You may have decided to move to PEI because of the scenery. Perhaps you have moved to Prince Edward Island for the peace and quiet. Perhaps you moved to PEI for a job opportunity. Regardless of the reasons, Prince Edward has a lot to offer.
I know that moving can be stressful. I have moved 9 times, lived in 6 municipalities in three provinces. That is not a lot of moves by today’s standards but it does give me the opportunity to claim some experience.
Fortunately, there is a lot of help available to those who choose to move here. Let’s start with the Government Website. There is a section for residents.
The first section is on medical services. The first link in that group is called Medicare where you will find out how to get a health card and the waiting list for family physicians. Yes, we have a shortage of doctors here also.
Then there is a section on schools, including information on financial programs. In the wintertime, we can get several bus delays, late openings, or snow days. Most radio stations will announce these in the morning or you can check online. Here is one of my favourite storm watch pages. If you check this page during a snowstorm, you will see several announcements.
Section 3 is on basic needs. It includes social programs and housing. The link to rental agreements is broken at the moment so I have included it here. Prince Edward Island is known to have several verbal leases. I inquired about this and found out they are perfectly legal. They function the same way as month to month leases with the usual 30-day notice to terminate. However, you may run into minor issues if you require a copy of your lease for tax purposes – just ask the landlord for a letter stating verbal lease agreement.

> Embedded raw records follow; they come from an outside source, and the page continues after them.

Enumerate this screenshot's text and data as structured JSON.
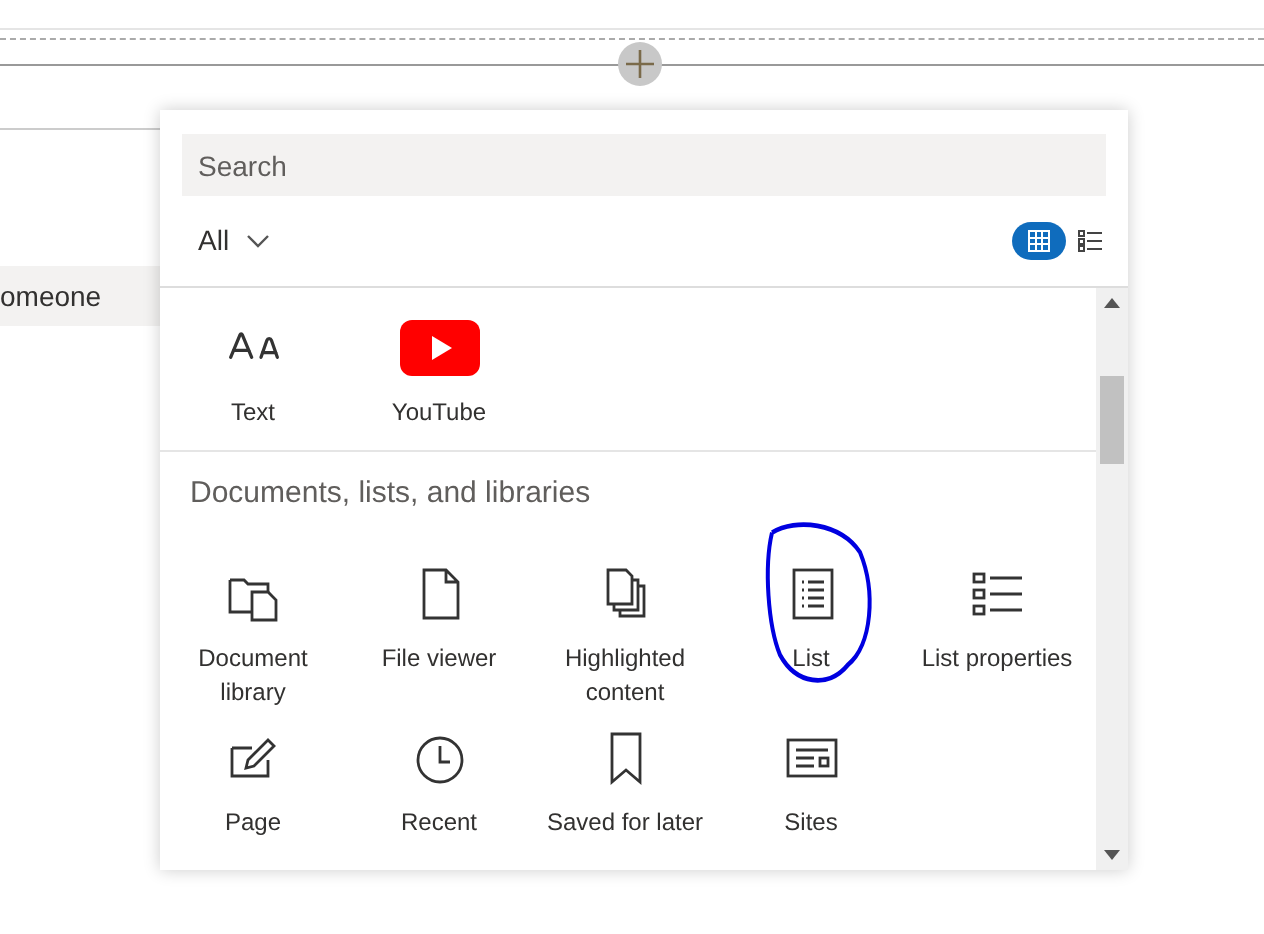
{
  "page": {
    "side_item": "omeone"
  },
  "toolbox": {
    "search": {
      "placeholder": "Search"
    },
    "filter": {
      "label": "All"
    },
    "view_toggle": [
      {
        "kind": "grid",
        "selected": true
      },
      {
        "kind": "list",
        "selected": false
      }
    ],
    "sections": [
      {
        "items": [
          {
            "kind": "text",
            "label": "Text"
          },
          {
            "kind": "youtube",
            "label": "YouTube"
          }
        ]
      },
      {
        "title": "Documents, lists, and libraries",
        "items": [
          {
            "kind": "doclib",
            "label": "Document library"
          },
          {
            "kind": "file",
            "label": "File viewer"
          },
          {
            "kind": "highlighted",
            "label": "Highlighted content"
          },
          {
            "kind": "list",
            "label": "List",
            "annotated": true
          },
          {
            "kind": "listprops",
            "label": "List properties"
          },
          {
            "kind": "page",
            "label": "Page"
          },
          {
            "kind": "recent",
            "label": "Recent"
          },
          {
            "kind": "saved",
            "label": "Saved for later"
          },
          {
            "kind": "sites",
            "label": "Sites"
          }
        ]
      }
    ]
  }
}
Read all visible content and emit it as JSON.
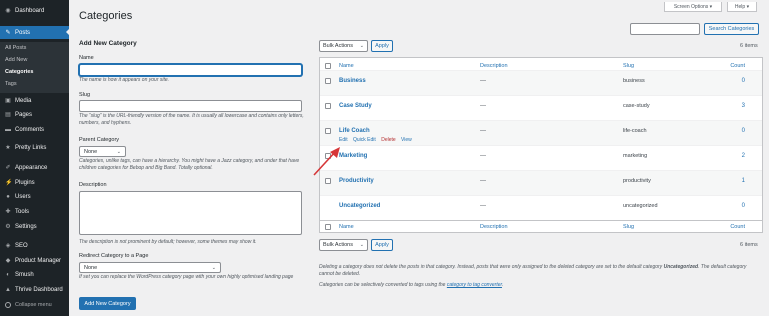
{
  "page": {
    "title": "Categories"
  },
  "top": {
    "screen_options": "Screen Options ▾",
    "help": "Help ▾"
  },
  "sidebar": {
    "dashboard": "Dashboard",
    "posts": "Posts",
    "posts_sub": [
      "All Posts",
      "Add New",
      "Categories",
      "Tags"
    ],
    "media": "Media",
    "pages": "Pages",
    "comments": "Comments",
    "pretty_links": "Pretty Links",
    "appearance": "Appearance",
    "plugins": "Plugins",
    "users": "Users",
    "tools": "Tools",
    "settings": "Settings",
    "seo": "SEO",
    "product_manager": "Product Manager",
    "smush": "Smush",
    "thrive_dashboard": "Thrive Dashboard",
    "collapse": "Collapse menu"
  },
  "form": {
    "heading": "Add New Category",
    "name_label": "Name",
    "name_help": "The name is how it appears on your site.",
    "slug_label": "Slug",
    "slug_help": "The “slug” is the URL-friendly version of the name. It is usually all lowercase and contains only letters, numbers, and hyphens.",
    "parent_label": "Parent Category",
    "parent_value": "None",
    "parent_help": "Categories, unlike tags, can have a hierarchy. You might have a Jazz category, and under that have children categories for Bebop and Big Band. Totally optional.",
    "desc_label": "Description",
    "desc_help": "The description is not prominent by default; however, some themes may show it.",
    "redirect_label": "Redirect Category to a Page",
    "redirect_value": "None",
    "redirect_help": "If set you can replace the WordPress category page with your own highly optimised landing page",
    "submit": "Add New Category"
  },
  "list": {
    "search_button": "Search Categories",
    "bulk_actions": "Bulk Actions",
    "apply": "Apply",
    "items_count": "6 items",
    "columns": {
      "name": "Name",
      "description": "Description",
      "slug": "Slug",
      "count": "Count"
    },
    "rows": [
      {
        "name": "Business",
        "description": "—",
        "slug": "business",
        "count": "0"
      },
      {
        "name": "Case Study",
        "description": "—",
        "slug": "case-study",
        "count": "3"
      },
      {
        "name": "Life Coach",
        "description": "—",
        "slug": "life-coach",
        "count": "0"
      },
      {
        "name": "Marketing",
        "description": "—",
        "slug": "marketing",
        "count": "2"
      },
      {
        "name": "Productivity",
        "description": "—",
        "slug": "productivity",
        "count": "1"
      },
      {
        "name": "Uncategorized",
        "description": "—",
        "slug": "uncategorized",
        "count": "0"
      }
    ],
    "row_actions": {
      "edit": "Edit",
      "quick_edit": "Quick Edit",
      "delete": "Delete",
      "view": "View"
    },
    "note1": "Deleting a category does not delete the posts in that category. Instead, posts that were only assigned to the deleted category are set to the default category",
    "note1b": "Uncategorized",
    "note1c": ". The default category cannot be deleted.",
    "note2": "Categories can be selectively converted to tags using the",
    "note2_link": "category to tag converter",
    "note2_end": "."
  },
  "colors": {
    "sidebar": "#1d2327",
    "accent": "#2271b1",
    "delete": "#b32d2e",
    "arrow": "#d63638"
  }
}
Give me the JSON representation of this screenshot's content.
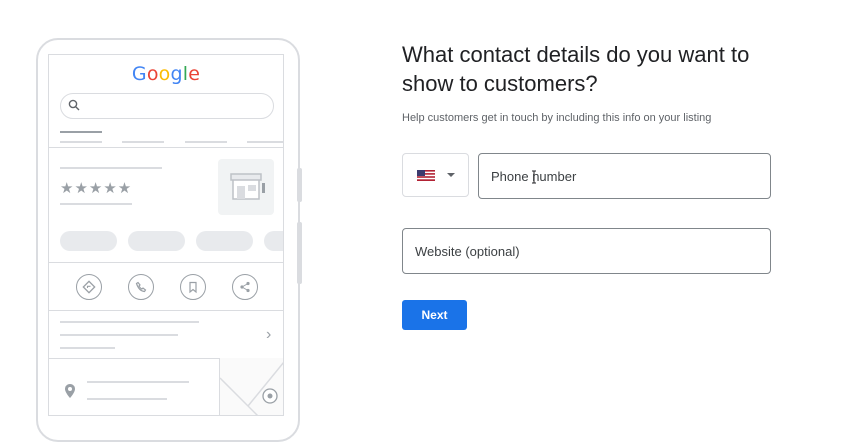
{
  "illustration": {
    "logo": "Google",
    "logo_colors": [
      "#4285F4",
      "#EA4335",
      "#FBBC05",
      "#4285F4",
      "#34A853",
      "#EA4335"
    ],
    "rating_stars": "★★★★★",
    "action_icons": [
      "directions-icon",
      "call-icon",
      "bookmark-icon",
      "share-icon"
    ]
  },
  "form": {
    "title": "What contact details do you want to show to customers?",
    "subtitle": "Help customers get in touch by including this info on your listing",
    "country_selector": {
      "flag": "us-flag-icon",
      "selected": "US"
    },
    "phone_placeholder": "Phone number",
    "website_placeholder": "Website (optional)",
    "next_label": "Next"
  },
  "colors": {
    "primary": "#1a73e8",
    "border": "#dadce0",
    "text": "#202124",
    "muted": "#5f6368"
  }
}
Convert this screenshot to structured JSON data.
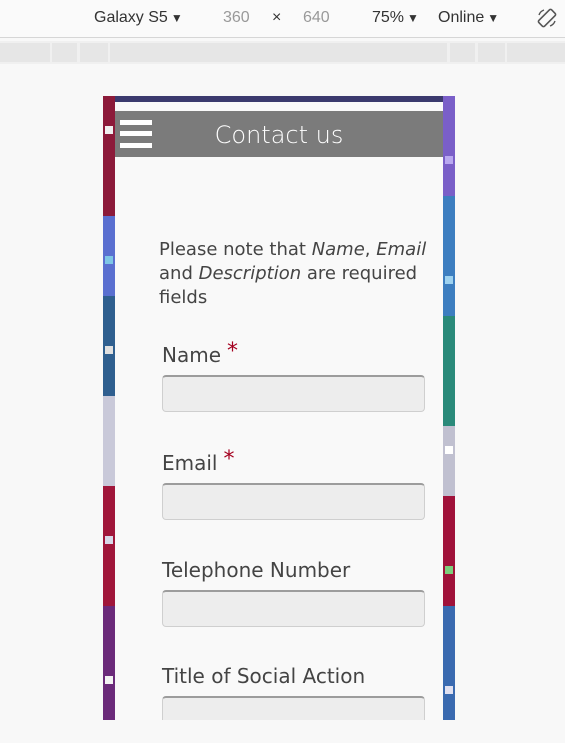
{
  "devtools": {
    "device": "Galaxy S5",
    "width": "360",
    "times": "×",
    "height": "640",
    "zoom": "75%",
    "network": "Online",
    "caret": "▼"
  },
  "header": {
    "title": "Contact us"
  },
  "note": {
    "prefix": "Please note that ",
    "name": "Name",
    "comma": ", ",
    "email": "Email",
    "and": " and ",
    "description": "Description",
    "suffix": " are required fields"
  },
  "form": {
    "required_mark": "*",
    "fields": [
      {
        "label": "Name",
        "value": ""
      },
      {
        "label": "Email",
        "value": ""
      },
      {
        "label": "Telephone Number",
        "value": ""
      },
      {
        "label": "Title of Social Action",
        "value": ""
      }
    ]
  },
  "colors": {
    "header": "#7b7b7b",
    "required": "#a4001f",
    "input_bg": "#ededed"
  }
}
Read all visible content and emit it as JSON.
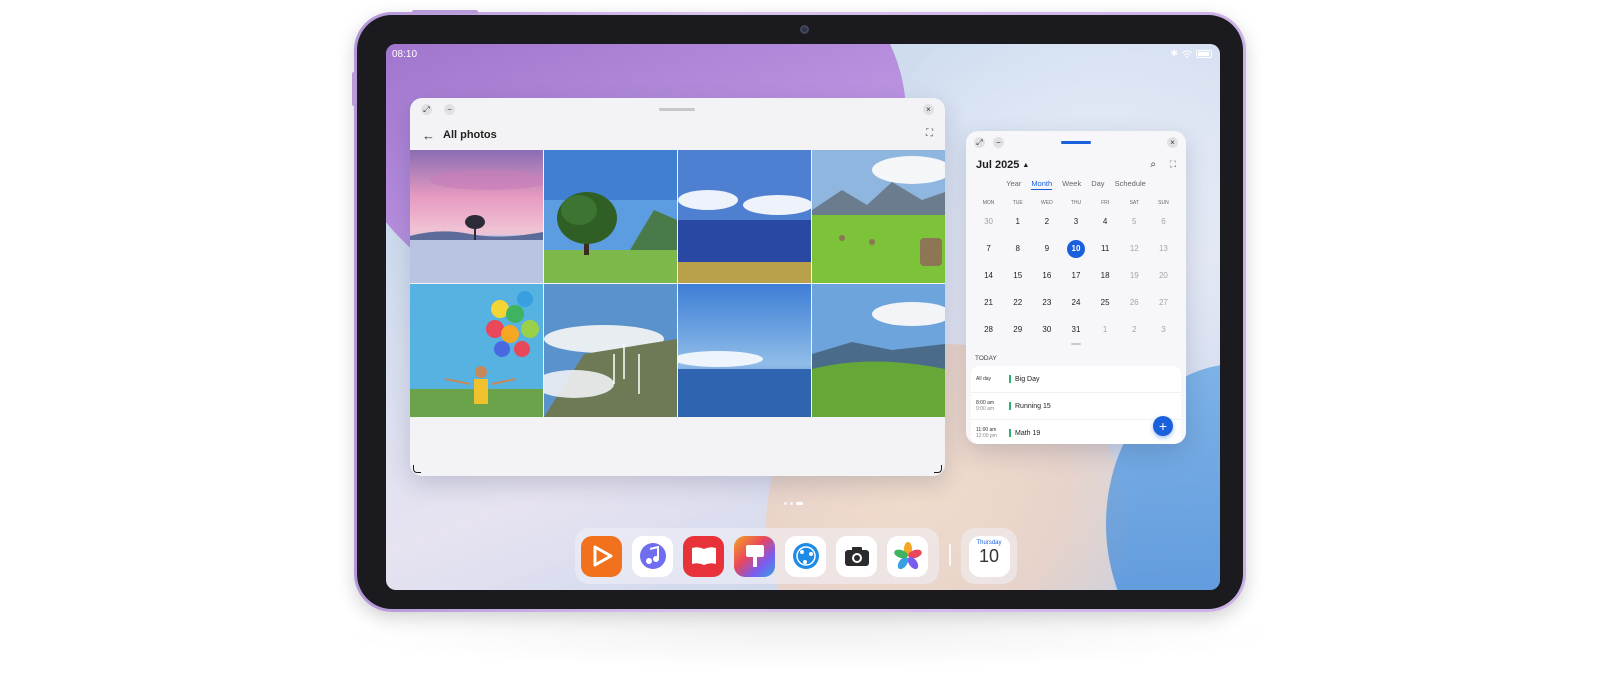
{
  "status_bar": {
    "time": "08:10"
  },
  "photos_window": {
    "title": "All photos",
    "photos": [
      {
        "name": "lake-tree-sunset"
      },
      {
        "name": "tree-in-meadow"
      },
      {
        "name": "sea-and-clouds"
      },
      {
        "name": "hay-bales-mountains"
      },
      {
        "name": "girl-with-balloons"
      },
      {
        "name": "wind-turbines-clouds"
      },
      {
        "name": "ocean-horizon"
      },
      {
        "name": "green-hills"
      }
    ]
  },
  "calendar_window": {
    "month_label": "Jul 2025",
    "views": [
      "Year",
      "Month",
      "Week",
      "Day",
      "Schedule"
    ],
    "active_view": "Month",
    "weekdays": [
      "MON",
      "TUE",
      "WED",
      "THU",
      "FRI",
      "SAT",
      "SUN"
    ],
    "days": [
      {
        "d": "30",
        "muted": true
      },
      {
        "d": "1"
      },
      {
        "d": "2"
      },
      {
        "d": "3"
      },
      {
        "d": "4"
      },
      {
        "d": "5",
        "muted": true
      },
      {
        "d": "6",
        "muted": true
      },
      {
        "d": "7"
      },
      {
        "d": "8"
      },
      {
        "d": "9"
      },
      {
        "d": "10",
        "today": true
      },
      {
        "d": "11"
      },
      {
        "d": "12",
        "muted": true
      },
      {
        "d": "13",
        "muted": true
      },
      {
        "d": "14"
      },
      {
        "d": "15"
      },
      {
        "d": "16"
      },
      {
        "d": "17"
      },
      {
        "d": "18"
      },
      {
        "d": "19",
        "muted": true
      },
      {
        "d": "20",
        "muted": true
      },
      {
        "d": "21"
      },
      {
        "d": "22"
      },
      {
        "d": "23"
      },
      {
        "d": "24"
      },
      {
        "d": "25"
      },
      {
        "d": "26",
        "muted": true
      },
      {
        "d": "27",
        "muted": true
      },
      {
        "d": "28"
      },
      {
        "d": "29"
      },
      {
        "d": "30"
      },
      {
        "d": "31"
      },
      {
        "d": "1",
        "muted": true
      },
      {
        "d": "2",
        "muted": true
      },
      {
        "d": "3",
        "muted": true
      }
    ],
    "section_label": "TODAY",
    "events": [
      {
        "time": "All day",
        "time2": "",
        "name": "Big Day"
      },
      {
        "time": "8:00 am",
        "time2": "9:00 am",
        "name": "Running 15"
      },
      {
        "time": "11:00 am",
        "time2": "12:00 pm",
        "name": "Math 19"
      }
    ]
  },
  "dock": {
    "apps": [
      {
        "name": "video-app-icon",
        "bg": "#f2711c"
      },
      {
        "name": "music-app-icon",
        "bg": "#ffffff"
      },
      {
        "name": "books-app-icon",
        "bg": "#e8323a"
      },
      {
        "name": "themes-app-icon",
        "bg": "#7b5cf0"
      },
      {
        "name": "browser-app-icon",
        "bg": "#ffffff"
      },
      {
        "name": "camera-app-icon",
        "bg": "#ffffff"
      },
      {
        "name": "gallery-app-icon",
        "bg": "#ffffff"
      }
    ],
    "calendar_app": {
      "weekday": "Thursday",
      "day": "10"
    }
  },
  "colors": {
    "accent": "#1a5fdc",
    "tablet_frame": "#c8afe4"
  }
}
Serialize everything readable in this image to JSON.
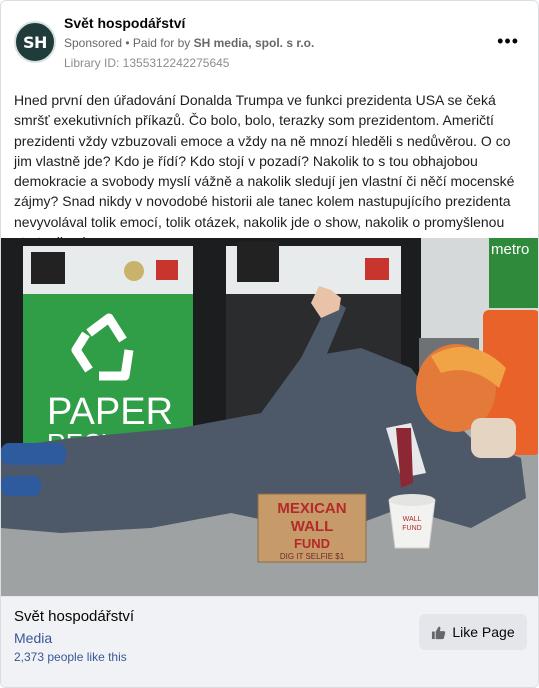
{
  "header": {
    "avatar_text": "SH",
    "page_name": "Svět hospodářství",
    "sponsored_label": "Sponsored",
    "separator": " • ",
    "paid_for_prefix": "Paid for by ",
    "paid_for_name": "SH media, spol. s r.o.",
    "library_id": "Library ID: 1355312242275645",
    "more_icon": "more-dots-icon"
  },
  "post": {
    "text": "Hned první den úřadování Donalda Trumpa ve funkci prezidenta USA se čeká smršť exekutivních příkazů. Čo bolo, bolo, terazky som prezidentom. Američtí prezidenti vždy vzbuzovali emoce a vždy na ně mnozí hleděli s nedůvěrou. O co jim vlastně jde? Kdo je řídí? Kdo stojí v pozadí? Nakolik to s tou obhajobou demokracie a svobody myslí vážně a nakolik sledují jen vlastní či něčí mocenské zájmy? Snad nikdy v novodobé historii ale tanec kolem nastupujícího prezidenta nevyvolával tolik emocí, tolik otázek, nakolik jde o show, nakolik o promyšlenou strategii nebo…"
  },
  "image": {
    "bin_left_label_1": "PAPER",
    "bin_left_label_2": "RECYCLING",
    "sign_line_1": "MEXICAN",
    "sign_line_2": "WALL",
    "sign_line_3": "FUND",
    "sign_line_4": "DIG IT SELFIE $1",
    "cup_line_1": "WALL",
    "cup_line_2": "FUND",
    "metro_label": "metro"
  },
  "footer": {
    "page_name": "Svět hospodářství",
    "category": "Media",
    "likes": "2,373 people like this",
    "like_button": "Like Page",
    "like_icon": "thumbs-up-icon"
  },
  "colors": {
    "link": "#385898",
    "muted": "#65676b",
    "footer_bg": "#f0f2f5",
    "bin_green": "#2e9e43",
    "suit_gray": "#4d5868"
  }
}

Section 4 deals with transportation: how to get your driver’s licence,vehicle registration, etc. If you do not have a vehicle, you can take the bus, but is seems the government website has forgotten to tell us about public transit – see below
The last section has a clump of information labelled environment. Don’t be fooled! There is considerable useful information here. Ooops, another broken link for waste management. Sorting your garbage can be tricky if you are not used to composting (organics) and extensive recycling. You will find a very good interactive guide. Electronics and batteries, for example have to be recycled responsibly at designated centres. Check out the address locator. Once you know where you will be living, you can find out your garbage collection day, including fall cleanup and Christmas Trees. It will also tell you your Fire and Police District, your member of parliament and riding, school district and much more.
So you do not have a car. The city of Charlottetown has had municipal bus service for a few years. You can find the full schedule on the internet, including an interactive Google map version for the main line. The web site also has links for bus routes to the neighbouring communities of Stratford and Cornwall. There is also a shuttle that runs morning and night between Charlottetown and Summerside with stops in Hunter River and Kensington.
Then there is a special section just on Moving to PEI. It is hard to find but I found it after writing all the above. Waste not what si already there, but please visit the official moving site 🙂 it features the following topics:
- All about PEI+
- Banks and Credit Unions+
- Building on PEI+
- Buying Land on PEI+
- Child Care Facilities
- Currency and Banks
- Driving on PEI+
- Health Care Services
- Public Schools+
- Real Estate+
- Rental Housing+
Call it the cart before the horse, a catch 22 or a vicious circle, it all works out the same. You can’t get a driver’s licence or bank account without an address. It is hard to register for a job without an address. You cannot buy a car or insure it without a driver’s licence or address. You probably cannot rent somewhere to get an address without proof of employment and a bank account for reference. So if you move to PEI without a car and are looking for a job, things might be complicated for the first few weeks. Be patient; things will eventually work out. If you have a car and are planning to dispose of it, consider doing so on the Island so you have a car for the first few critical days while house and job hunting. It is impossible to cover alll the possible permutations here – A man who has been warned is worth two – Literal translation of a French Proverb.
There are plenty of other forms of help for people moving to PEI:
- The PEI Association for Newcomers to Canada has several resources; many of those are also applicable to moving from another province.
- The Islanders by Choice Alliance has a website a Facebook page, and a blog.
- The PEI Government has its own “job bank” where you can search for public sector and private sector jobs.
- The city of Summerside has just launched a site for skills matching
- The Confederation Bridge has a useful website that includes Rates and current conditions.
- The Regulatory and Appeals Commission (IRAC) regulates fuel and oil prices. These are usually modified on the 1st and the 15th of the month.
I hope my list of references is useful. I have probably forgotten a dozen or more resources for newcomers or existing residents. If you have suggestions, please let me know and I will include in an update. I am hoping to keep this page up to date for a permanent reference.